Fortis In Divestment Mode Again, Sells Dental Business
Suparna / 17 Dec 2012
Fortis Healthcare's global subsidiary Fortis Healthcare International will sell a 64% stake in Dental Corporation Holding to UK-based Bupa for a consideration of AUD 270 (Rs 1551 crore), the latest in its line of sale of operating assets.
The ever-changing structure of the Indian healthcare giant Fortis Healthcare will see yet another alteration, as the company plans to divest its holding in its dental business in Australia and New Zealand. As per a recent filing, its global subsidiary Fortis Healthcare International (FHI) will sell a 64% stake in Dental Corporation Holding (DC) to UK-based Bupa for a consideration of AUD 270 (Rs 1551 crore). This transaction is expected to be completed by March 2013.
The company had acquired 33% stake in DC in 2010 for an amount of Rs 450 crore. Later, it bought further stake in the latter to become a majority stakeholder. At the time of the acquisition, DC had a total of 140 dental practices in Australia and New Zealand, which it increased to 190, as per a press release by Fortis.
However, Fortis has said that this business did not perform in keeping with its expectations. The press release also said that DC’s business model remained restricted to the two countries despite Fortis’ exploration efforts.
We, at Dalal Street Investment Journal, had carried a detailed analysis of Fortis Healthcare in our magazine in October this year. Our call to investors was to exit the counter, as the scrip did not seem to be very attractive due to its expensive acquisitions as well as the high debt–to-equity ratio.
The management now expects to consolidate its business after it has raised funds through a recent IPO in Singapore as well as the DC divestment. After these developments, the scrip has moved up about 12% mainly on the news of the company raising more funds. It seems that investors have given a thumbs-up to the news of the DC asset sale.
We, however, are of opinion that the acquisitions made by the company were very expensive in the first place. One can see that it has regularly been acquiring assets and then selling off some of them. In 2008, the promoters sold pharma giant Ranbaxy to Japanese company Daiichi Sankyo, in what was one of the biggest transactions in the domestic pharma sector. Fortis also acquired a diagnostic unit SRL promoted by its owners. In 2011, its promoters acquired its international subsidiary FHI, which was listed this year. DC is a part of FHI, and its promoters have again gone ahead with selling its operating assets acquired earlier. This does not speak well for the company, as the strategies of growth have clearly failed.

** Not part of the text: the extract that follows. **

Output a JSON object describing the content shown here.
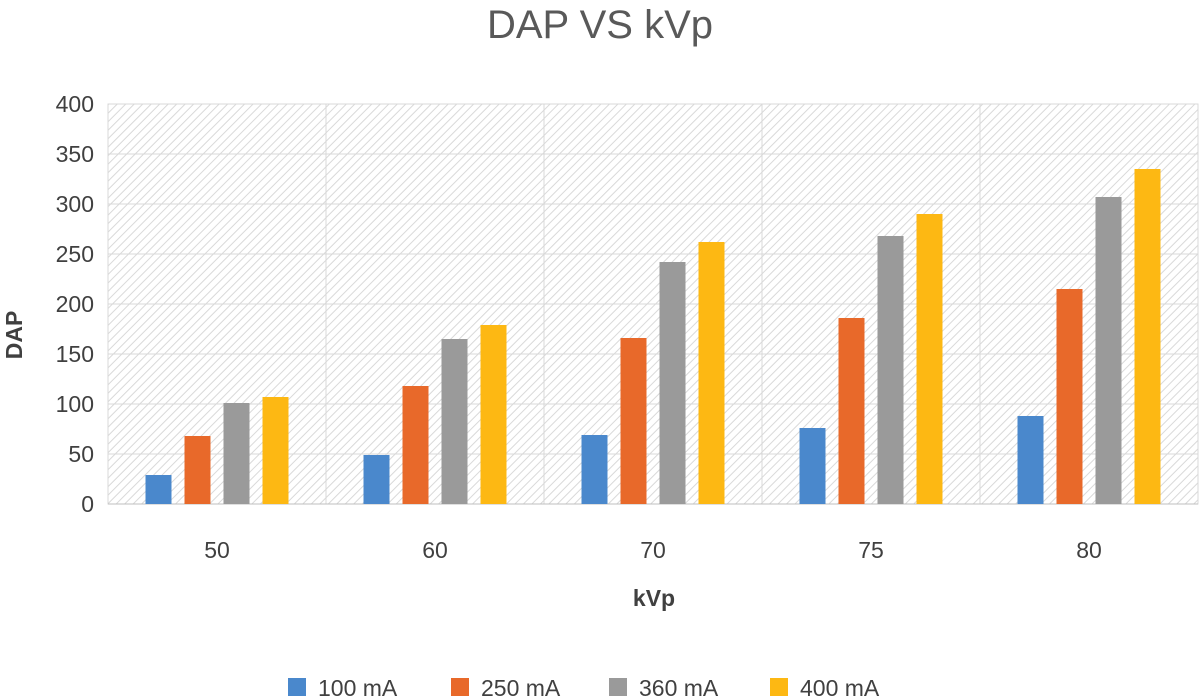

Due to its acquisitions, FHI has been amassing a massive debt burden, which had amounted over Rs 8000 crore by September 2012. The listing of Religare Trust in Singapore has yielded about Rs 2280 crore, which company has said would be used to reduce its debt. Likewise, the DC asset sale would also be used to reduce debt, following which the company expects its debt-to-equity ratio to come down to 0.6x.
The DC business added about 29% to its topline and 38% to the EBITDA. With the divestment, one may expect sizeable impact on its bottomline. The EPS will also come down due to the IPO, and hence its share price may see high volatility going ahead. Recently, the company’s board has approved a resolution to raise more funds, and one has to wait and see if it goes in for another asset sale.
The promoters hold 81.48% stake in the company, and this will need to brought down to 75% as per SEBI guidelines. We may see some developments on that front too soon. It should also be noted that a large chunk of the promoters’ shares are pledged. In addition, the company has not declared a dividend despite being in profit for the past 4 years.
All in all, we reiterate our call to avoid this scrip.